Re. Starting a major preserving project late in the day, I've done it many times, to my regret. But Sharon Astyk's blog gave me the inspiration to try to preserve more frequently in small batches, which take less time. Yes, it's a hassle to haul out the canner and gear (and not so feasible if you are borrowing), but you really can put up a small batch of pickles or jam, or a few jars of veg in the pressure canner, between dinner and bedtime. Just nothing long simmered, or in massive quantities. Applesauce (or pear sauce, which my daughter likes even better) can be done in a flash, especially If you are running it through a food mill, so no peeling. (I still core them because I am particular about those little bits of seed that make it through the mill.) Oh, the pride in seeing those jars lined up on the counter cooling- you've got to try it, Lucinda.

And yes, the savage fury when somebody wastes that hard work! I think we all should be offended by wasted food. I read a Tuscarora Indian story in a Native American gardening book in which a man picked up and planted every spilled grain and bean seed out of respect for the plants, and of course the plant spirits then came to his aid when he was sick, out of gratitude. There is something in that story which makes me think a little harder about tossing that last two tablespoons of whatever in the serving dish when I'm washing up after dinner.
--Chicken Heather
Unknown said…
I love what makes you happy. Such a happy home of women. I have visions of "Little Women" with Susan Saradon as Mummy. :)
Annabel said…
Hi Jo, I love your preserved apples well done!
Love all the pears too. So many possibilities. To me a post on food preserving and using up what you have is just wonderful.xx
Jo said…
Wendy - rummaging - what a great word. It brings to mind visions of Rat and Mole hunting for things to eat in Mole's cupboards when they stumble across his old house in the middle of winter and make a cosy meal out of odds and ends.. all the best words come from Wind in the Willows..

Heather, mmm, yum egg yolks. I eat a soft boiled egg with salt every morning and it is possibly my favourite meal of the day..the yolk needs to be runny though, for complete perfection. Today Posy made a curried egg for breakfast, mashed egg with mayo and curry powder. Very 70s. That's great that you have found a way to eat them - but I bet the dog is sad..

And I don't have a food mill, so endless days of peeling here still. Never mind, all the apples and pears will be gone soon, then I will miss them.. I made another batch of preserved pears today, and have managed to streamline the process already. One more time and I'll be a pro!

I like your story about the sacredness of grain - Michael Pollan tells a similar one in Omnivore's Dilemma, and it stuck in my head, and I remember it every time there's outrageous food waste in my life.

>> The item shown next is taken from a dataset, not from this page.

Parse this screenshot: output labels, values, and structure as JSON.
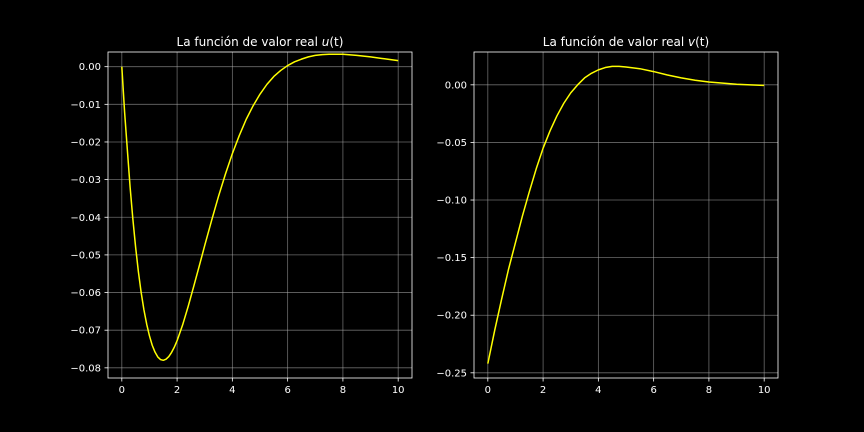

Lynda, you are so right, I am SO like Susan Sarandon in every way:)

Annabel, lovely to see you here. Yes, I am seeing visions of pears dancing in my head every time I close my eyes! I am loving the possibilities!
heather said…
Nope, the dog is ALWAYS happy. She is a golden retriever, and may not be the sharpest tool in the shed, but even forgoing her egg yolks doesn't cloud her sunshine. Besides, there is always the food that falls on the floor...
--Chicken Heather
Totally agree that food preservation projects need to get started early! Mine always take twice as long as I think they will. We're six weeks away from strawberry season, and I will be doing lots of jamming and freezing then. I've never done scary preserving (well, with the exception of spaghetti sauce that was right on the line). I, too, fear for my family's life.

Good for you for sticking to your budget! Something I've never done but wish I would do is take out cash for the week's groceries--and once it's gone, it's gone. Credit cards make budget overages too easy.

Jo said…
Heather, we too have a happy dopey dog who eats anything. It is delightful, isn't it?

Frances, the most reliable way to stick to a budget that I have ever found is to become ever-so-slightly poverty stricken!
Anonymous said…
I'm not growing anything these days but I'm happy to mooch; there are always gardeners giving away cucumbers, zucchini and tomatoes! I aim for zero waste too; am doing reasonably well - learned how to buy the right sizes, which took some figuring out!